You can't manage alert fatigue without measuring it. A few signals tell you whether your changes are working:

• Pages per on-call shift. The SRE book's sustainable target is fewer than two actionable incidents per twelve-hour shift. Trending toward that is the clearest sign of progress.
• Percent of alerts that are actionable. Track how many pages lead to a real action. A low and falling ratio means you're training the team to ignore the pager. The inverse, your false-positive rate, is the same signal read the other way. A rising one means the pager is filling with noise.
• Mean time to acknowledge and resolve. Rising acknowledgement time usually means engineers have stopped trusting their alerts.
• Alerts per incident. Falling counts here show your grouping and deduplication are doing their job.

Frequently asked questions

What causes alert fatigue?

Alert fatigue is caused by too many low-value alerts: non-actionable pages, untuned static thresholds, duplicate alerts from a single incident, missing severity and ownership, and alerting on internal causes rather than user-visible symptoms. The common thread is a low ratio of signal to noise, which trains people to stop reacting.
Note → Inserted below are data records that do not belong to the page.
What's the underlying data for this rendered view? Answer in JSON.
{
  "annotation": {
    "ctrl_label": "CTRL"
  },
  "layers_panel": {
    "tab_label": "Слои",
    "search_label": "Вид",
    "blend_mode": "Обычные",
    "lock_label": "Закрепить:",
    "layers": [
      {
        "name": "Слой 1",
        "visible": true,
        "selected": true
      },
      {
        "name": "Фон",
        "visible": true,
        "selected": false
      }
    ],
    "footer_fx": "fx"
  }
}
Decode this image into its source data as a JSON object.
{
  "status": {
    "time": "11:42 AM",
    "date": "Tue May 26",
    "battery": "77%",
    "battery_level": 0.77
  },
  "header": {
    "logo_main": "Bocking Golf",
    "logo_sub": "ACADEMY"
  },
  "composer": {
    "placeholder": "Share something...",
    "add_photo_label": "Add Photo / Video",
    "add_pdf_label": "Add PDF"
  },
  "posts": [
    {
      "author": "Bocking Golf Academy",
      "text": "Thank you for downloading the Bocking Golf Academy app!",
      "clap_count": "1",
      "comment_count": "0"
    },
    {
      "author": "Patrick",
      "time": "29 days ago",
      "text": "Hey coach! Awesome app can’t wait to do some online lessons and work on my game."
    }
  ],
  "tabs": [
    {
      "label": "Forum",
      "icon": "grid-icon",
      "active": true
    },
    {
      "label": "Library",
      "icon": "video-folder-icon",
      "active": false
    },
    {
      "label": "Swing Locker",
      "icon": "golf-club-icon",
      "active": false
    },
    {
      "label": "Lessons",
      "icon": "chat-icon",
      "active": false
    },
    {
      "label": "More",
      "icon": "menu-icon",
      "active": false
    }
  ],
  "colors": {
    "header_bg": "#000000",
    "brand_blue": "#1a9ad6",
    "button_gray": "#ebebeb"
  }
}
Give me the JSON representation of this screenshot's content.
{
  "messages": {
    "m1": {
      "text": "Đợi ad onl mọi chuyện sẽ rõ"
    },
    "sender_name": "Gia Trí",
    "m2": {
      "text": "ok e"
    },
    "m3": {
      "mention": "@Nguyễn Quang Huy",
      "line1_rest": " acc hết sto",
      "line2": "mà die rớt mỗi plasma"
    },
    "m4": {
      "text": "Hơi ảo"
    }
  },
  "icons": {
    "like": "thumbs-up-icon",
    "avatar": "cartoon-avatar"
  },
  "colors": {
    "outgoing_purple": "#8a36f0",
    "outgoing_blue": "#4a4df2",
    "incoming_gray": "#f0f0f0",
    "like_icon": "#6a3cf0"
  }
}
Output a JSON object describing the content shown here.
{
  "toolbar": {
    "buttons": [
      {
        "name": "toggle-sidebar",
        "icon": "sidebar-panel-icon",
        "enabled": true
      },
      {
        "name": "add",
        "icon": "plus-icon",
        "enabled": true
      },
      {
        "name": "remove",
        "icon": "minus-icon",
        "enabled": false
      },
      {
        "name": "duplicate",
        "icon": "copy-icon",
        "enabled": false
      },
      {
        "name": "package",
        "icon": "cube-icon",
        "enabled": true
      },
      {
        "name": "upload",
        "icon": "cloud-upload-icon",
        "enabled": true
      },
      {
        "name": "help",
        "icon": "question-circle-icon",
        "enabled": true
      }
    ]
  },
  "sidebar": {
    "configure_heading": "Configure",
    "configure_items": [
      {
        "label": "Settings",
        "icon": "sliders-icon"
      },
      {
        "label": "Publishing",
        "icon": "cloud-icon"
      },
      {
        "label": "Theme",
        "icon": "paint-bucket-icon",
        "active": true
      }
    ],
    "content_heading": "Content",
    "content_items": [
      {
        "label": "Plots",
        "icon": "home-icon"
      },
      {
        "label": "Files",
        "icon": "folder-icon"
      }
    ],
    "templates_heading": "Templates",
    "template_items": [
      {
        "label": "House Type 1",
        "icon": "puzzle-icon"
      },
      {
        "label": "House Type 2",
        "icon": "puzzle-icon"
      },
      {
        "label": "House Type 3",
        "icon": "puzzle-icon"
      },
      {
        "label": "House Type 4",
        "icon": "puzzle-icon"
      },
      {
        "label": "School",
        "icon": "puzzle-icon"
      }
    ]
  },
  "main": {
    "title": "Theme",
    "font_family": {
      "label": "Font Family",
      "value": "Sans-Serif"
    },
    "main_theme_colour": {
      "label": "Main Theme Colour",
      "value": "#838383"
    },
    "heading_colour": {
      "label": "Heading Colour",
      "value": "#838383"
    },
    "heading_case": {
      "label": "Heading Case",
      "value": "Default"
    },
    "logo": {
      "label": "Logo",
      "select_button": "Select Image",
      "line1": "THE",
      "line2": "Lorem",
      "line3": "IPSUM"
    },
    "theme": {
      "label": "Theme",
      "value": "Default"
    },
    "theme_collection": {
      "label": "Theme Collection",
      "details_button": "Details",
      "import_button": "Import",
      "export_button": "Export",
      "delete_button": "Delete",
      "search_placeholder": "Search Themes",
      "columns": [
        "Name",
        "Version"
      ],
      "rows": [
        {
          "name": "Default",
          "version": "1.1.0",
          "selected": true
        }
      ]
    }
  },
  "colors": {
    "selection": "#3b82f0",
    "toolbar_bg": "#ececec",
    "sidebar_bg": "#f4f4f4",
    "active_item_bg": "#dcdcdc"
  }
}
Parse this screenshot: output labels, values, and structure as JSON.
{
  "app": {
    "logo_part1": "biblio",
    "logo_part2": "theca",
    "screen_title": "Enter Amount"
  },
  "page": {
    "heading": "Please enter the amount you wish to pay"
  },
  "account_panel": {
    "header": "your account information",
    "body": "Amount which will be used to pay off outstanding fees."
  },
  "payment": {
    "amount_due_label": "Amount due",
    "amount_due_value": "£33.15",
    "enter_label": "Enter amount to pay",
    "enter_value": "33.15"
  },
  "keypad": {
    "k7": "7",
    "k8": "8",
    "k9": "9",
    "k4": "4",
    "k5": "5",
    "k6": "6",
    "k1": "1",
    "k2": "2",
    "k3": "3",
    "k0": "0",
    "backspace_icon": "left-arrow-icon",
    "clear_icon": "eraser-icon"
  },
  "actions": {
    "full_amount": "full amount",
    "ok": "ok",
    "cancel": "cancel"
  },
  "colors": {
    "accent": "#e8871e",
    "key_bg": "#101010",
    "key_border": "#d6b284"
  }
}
How do you reduce alert fatigue?

You reduce alert fatigue by raising the bar for what earns a page: alert on symptoms and SLO burn rather than every internal cause. An AI SRE can then investigate each alert as it fires, groups the pages from a single incident, and attaches context automatically, so fewer reach a human and the ones that do arrive are already triaged, with a person still deciding what to act on.

What is the difference between alert fatigue and alarm fatigue?

Alarm fatigue and alert fatigue describe the same effect in different fields. Alarm fatigue is the original clinical term, formalized by the Joint Commission for medical-device alarms. Alert fatigue is the equivalent in software and security operations. Notification fatigue is sometimes used for the broader case that adds chat, email, and push on top of monitoring alerts.

How many alerts per on-call shift is sustainable?

Google's SRE book puts the ceiling at fewer than two actionable incidents per twelve-hour on-call shift, based on the roughly six hours an incident takes to work through end to end. Most teams that feel constant alert fatigue are running well above that.